Today is Good Friday in the year of COVID-19. When I was growing up, our Catholic school was closed on Good Friday and we stayed indoors with each other. We had to be quiet from noon to 3pm, the hours during which Jesus suffered and died. It was a somber day and our household took it very seriously. The sense memory of those ritual days with my mother and father and siblings has stayed with me throughout my life, and it’s rushing back today with a particular intensity. So many souls have been lost around the world over the past months and, in NY and NJ where I live, hundreds of people have died every day for weeks now.
We all have to stay inside now because we have been asked to do so.
Governor Cuomo says that when the pressure is on you see what people are really made of. And that we can remain spiritually connected by being socially distanced. He and Governor Murphy say that we are in a war and that what we as citizens do will affect hundreds of thousands of lives.
It seems so little to ask us to stay inside and yet it’s so difficult because we’re separated from those we love. For many people, the severity of the situation hasn’t sunk in and they’re angry that we can’t mingle. They can’t comprehend that our lives have changed so cataclysmically and we can’t go out and celebrate Easter and Passover together. (Inexplicably, a local church is doing a drive-by blessing on Easter Sunday “so people can celebrate this special day, although being deprived from attending church.” Umm, but we’re supposed to stay inside…”Stay at home, save a life.” To slow the spread of the virus. Your actions can affect my health…
A source of light in my day is the email by Dr. Craig R. Smith, Chair, Department of Surgery and Surgeon-in-Chief, at Columbia University College of Physicians and Surgeons.

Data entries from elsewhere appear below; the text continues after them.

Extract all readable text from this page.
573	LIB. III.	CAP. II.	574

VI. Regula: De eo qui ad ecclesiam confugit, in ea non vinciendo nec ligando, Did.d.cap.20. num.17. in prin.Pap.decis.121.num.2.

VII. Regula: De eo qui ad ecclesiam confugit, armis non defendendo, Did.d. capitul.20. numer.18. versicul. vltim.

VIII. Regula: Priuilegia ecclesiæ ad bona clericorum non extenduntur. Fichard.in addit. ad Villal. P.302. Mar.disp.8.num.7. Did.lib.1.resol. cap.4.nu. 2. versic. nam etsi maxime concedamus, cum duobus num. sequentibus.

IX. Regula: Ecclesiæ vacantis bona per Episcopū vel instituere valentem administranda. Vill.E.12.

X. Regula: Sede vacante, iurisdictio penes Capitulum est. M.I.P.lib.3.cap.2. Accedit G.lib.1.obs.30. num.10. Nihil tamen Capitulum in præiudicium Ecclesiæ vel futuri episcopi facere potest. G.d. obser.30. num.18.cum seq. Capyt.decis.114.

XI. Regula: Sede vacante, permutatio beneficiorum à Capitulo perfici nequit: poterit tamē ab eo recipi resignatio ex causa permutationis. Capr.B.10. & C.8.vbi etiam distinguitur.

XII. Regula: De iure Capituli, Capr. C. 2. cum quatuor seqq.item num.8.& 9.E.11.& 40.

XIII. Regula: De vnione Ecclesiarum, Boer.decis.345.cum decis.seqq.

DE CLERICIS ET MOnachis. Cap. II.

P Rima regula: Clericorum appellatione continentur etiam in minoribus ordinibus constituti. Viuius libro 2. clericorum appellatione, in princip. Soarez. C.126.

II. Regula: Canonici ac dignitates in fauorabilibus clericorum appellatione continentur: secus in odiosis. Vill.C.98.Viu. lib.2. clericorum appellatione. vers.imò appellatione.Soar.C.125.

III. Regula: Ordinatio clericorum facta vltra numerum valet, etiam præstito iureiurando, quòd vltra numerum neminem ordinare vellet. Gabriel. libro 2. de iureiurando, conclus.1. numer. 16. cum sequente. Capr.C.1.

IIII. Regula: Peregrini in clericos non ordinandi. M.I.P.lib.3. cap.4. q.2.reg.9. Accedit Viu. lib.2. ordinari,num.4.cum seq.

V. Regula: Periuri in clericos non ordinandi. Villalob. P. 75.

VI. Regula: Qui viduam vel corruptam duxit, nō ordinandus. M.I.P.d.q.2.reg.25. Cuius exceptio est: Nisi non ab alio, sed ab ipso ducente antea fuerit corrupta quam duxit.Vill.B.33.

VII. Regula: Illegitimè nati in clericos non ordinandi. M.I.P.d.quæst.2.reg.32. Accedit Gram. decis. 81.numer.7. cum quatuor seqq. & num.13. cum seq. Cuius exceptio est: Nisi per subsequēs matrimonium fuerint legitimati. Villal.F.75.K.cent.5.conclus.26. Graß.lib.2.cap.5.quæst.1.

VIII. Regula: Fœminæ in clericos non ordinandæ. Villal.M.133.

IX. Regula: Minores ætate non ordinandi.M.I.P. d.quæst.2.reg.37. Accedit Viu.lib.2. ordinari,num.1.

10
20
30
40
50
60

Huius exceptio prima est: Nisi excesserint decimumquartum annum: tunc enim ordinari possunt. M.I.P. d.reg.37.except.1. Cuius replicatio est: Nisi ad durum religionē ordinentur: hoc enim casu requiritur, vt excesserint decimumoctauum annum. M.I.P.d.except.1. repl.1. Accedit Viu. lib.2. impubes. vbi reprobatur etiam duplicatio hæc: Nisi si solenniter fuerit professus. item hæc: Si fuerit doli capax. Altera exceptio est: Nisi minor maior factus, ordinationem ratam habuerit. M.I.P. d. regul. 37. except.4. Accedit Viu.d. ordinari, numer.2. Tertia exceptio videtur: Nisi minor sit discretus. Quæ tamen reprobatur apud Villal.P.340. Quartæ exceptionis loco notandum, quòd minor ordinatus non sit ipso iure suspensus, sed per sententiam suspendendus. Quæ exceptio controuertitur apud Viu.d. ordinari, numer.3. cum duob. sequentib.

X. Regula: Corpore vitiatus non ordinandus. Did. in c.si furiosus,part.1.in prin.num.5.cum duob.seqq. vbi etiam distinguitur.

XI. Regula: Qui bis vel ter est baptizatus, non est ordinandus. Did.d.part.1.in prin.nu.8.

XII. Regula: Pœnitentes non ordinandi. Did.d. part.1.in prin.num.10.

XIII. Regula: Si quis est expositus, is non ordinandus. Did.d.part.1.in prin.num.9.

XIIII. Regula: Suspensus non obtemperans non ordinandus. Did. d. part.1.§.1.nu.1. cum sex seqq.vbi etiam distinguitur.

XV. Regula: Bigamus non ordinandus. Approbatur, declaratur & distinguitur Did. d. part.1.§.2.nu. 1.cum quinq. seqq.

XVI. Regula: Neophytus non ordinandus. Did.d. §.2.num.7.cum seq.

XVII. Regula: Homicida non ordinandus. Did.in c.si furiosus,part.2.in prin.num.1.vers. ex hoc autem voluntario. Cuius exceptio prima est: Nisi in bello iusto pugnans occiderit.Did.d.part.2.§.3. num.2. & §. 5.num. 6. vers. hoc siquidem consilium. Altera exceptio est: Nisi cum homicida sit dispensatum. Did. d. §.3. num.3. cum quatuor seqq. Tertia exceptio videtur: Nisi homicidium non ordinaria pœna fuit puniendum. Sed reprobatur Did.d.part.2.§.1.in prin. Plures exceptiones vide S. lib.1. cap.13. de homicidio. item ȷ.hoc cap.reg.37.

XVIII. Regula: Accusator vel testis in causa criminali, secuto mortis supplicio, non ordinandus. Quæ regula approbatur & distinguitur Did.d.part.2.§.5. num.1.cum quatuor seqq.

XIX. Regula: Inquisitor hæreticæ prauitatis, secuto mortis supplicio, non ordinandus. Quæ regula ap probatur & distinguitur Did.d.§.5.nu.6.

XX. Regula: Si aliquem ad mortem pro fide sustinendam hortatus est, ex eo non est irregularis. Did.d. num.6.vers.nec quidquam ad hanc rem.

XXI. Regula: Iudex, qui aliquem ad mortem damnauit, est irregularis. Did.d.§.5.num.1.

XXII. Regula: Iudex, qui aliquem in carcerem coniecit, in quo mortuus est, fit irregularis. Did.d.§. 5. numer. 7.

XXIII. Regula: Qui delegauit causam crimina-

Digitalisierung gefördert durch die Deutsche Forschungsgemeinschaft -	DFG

He’s an authority in cardiopulmonary bypass surgery, and helped establish their heart transplant program. He works with hearts. Literally.
Each day during the COVID-19 crisis, Dr. Smith takes the time to write and send an update to his faculty and staff about the pandemic response and priorities. He chronicles the lack of surgical masks, protective clothing, available beds, the onslaught of incoming sick patients and death in astonishing, heartbreaking detail. Here is a link:
https://columbiasurgery.org/news/covid-19-update-dr-smith-41020
The arrival of the coronavirus has been nothing short of catastrophic, and the hospital is dealing with demands beyond anything they’ve ever seen. Dr. Smith writes with tremendous compassion as he recounts the sad reality of the daily loss of life and the terrible toll it’s taking on his staff. His beautiful essays cite mythology, T.S. Eliot, Shakespeare and the Bible. I love him.
My father received his medical degree from P&S and our family takes pride in knowing that Dr. Smith is there.